Assessment of Msh3 and Msh6 Nuclear localization in the presence and absence of Msh2 and Msh2 NLS variants. Strains expressing Red Fluorescent Protein tagged Msh3 (Msh3-RFP) or Msh6 (Msh6-RFP) were transformed with the nuclear envelope, endoplasmic reticulum triple GFP marker to visualize the nuclei as well as with plasmids expressing no Msh2, Msh2, or Msh2 NLS variants. Specifically, strains msh2Δ MSH6-RFP or msh2Δ MSH3-RFP harboring p3xGFP-HDEL and either pRS413 (no Msh2), pMSH2 (Msh2) or pMSH2-Δ525 (Msh2^Δ525), pMSH2-Δ552 (Msh2^Δ552), or pMSH2-Δ525Δ552 (Msh2^Δ525Δ552) were viewed by deconvolution fluorescence microscopy. (A) Representative images of nuclear localized Msh6-RFP (top panels) and non nuclear Msh6-RFP (bottom panels). Nuclear envelope/endoplasmic reticulum 3xGFP (NE/ER GFP) fluorescence is shown in the left panels.

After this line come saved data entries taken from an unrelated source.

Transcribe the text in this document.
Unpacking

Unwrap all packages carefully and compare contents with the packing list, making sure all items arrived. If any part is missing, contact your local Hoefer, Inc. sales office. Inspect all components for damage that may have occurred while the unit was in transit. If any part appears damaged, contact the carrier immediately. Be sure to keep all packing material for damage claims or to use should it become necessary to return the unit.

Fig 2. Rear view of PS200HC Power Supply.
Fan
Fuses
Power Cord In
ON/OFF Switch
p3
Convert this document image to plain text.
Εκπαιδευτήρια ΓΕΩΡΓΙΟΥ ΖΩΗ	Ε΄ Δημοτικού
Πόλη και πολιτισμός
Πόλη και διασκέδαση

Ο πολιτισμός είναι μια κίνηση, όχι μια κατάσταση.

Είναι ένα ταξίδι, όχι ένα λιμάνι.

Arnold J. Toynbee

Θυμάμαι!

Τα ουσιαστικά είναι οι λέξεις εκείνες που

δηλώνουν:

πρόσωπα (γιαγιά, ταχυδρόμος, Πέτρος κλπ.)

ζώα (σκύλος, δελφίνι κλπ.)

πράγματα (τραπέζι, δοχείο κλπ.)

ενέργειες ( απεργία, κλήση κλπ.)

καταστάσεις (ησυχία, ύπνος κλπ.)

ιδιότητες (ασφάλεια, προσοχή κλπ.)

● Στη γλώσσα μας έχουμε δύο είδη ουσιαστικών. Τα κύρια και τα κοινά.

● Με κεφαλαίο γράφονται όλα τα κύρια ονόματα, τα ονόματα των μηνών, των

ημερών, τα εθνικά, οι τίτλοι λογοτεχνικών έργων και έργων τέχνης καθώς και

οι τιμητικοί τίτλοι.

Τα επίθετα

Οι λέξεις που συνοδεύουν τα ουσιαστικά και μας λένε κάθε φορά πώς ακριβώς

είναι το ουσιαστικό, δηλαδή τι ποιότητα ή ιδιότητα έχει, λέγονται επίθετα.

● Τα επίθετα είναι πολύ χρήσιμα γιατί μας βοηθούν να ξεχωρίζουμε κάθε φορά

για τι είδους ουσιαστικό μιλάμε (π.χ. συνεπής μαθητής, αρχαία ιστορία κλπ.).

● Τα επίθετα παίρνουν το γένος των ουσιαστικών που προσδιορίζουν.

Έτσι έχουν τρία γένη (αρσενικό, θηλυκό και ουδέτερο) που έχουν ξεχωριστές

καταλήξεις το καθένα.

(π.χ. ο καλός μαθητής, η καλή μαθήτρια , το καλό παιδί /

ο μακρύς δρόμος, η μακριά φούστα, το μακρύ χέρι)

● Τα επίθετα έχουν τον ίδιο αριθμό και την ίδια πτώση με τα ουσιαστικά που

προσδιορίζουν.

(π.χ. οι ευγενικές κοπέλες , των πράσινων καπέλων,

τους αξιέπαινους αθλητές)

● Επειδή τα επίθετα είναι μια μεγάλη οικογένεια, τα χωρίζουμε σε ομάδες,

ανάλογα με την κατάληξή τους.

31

Msh6-RFP fluorescence is shown in the middle panels and a combined image with 3xGFP and Msh6-RFP (Merge) is shown in the right panels. (B) Quantitative Measurements of Nuclear Msh3-RFP and Msh6-RFP. The nuclear and cytoplasmic fluorescence of Msh3-RFP (light grey) and Msh6-RFP (darker grey) were determined using the ImageJ [36]. The ratio of nuclear/cytoplasmic fluorescence (Nuc/Cyto Fluor) is plotted for each strain. The error bars signify the standard error of the mean. Approximately 100 cells were measured for each strain.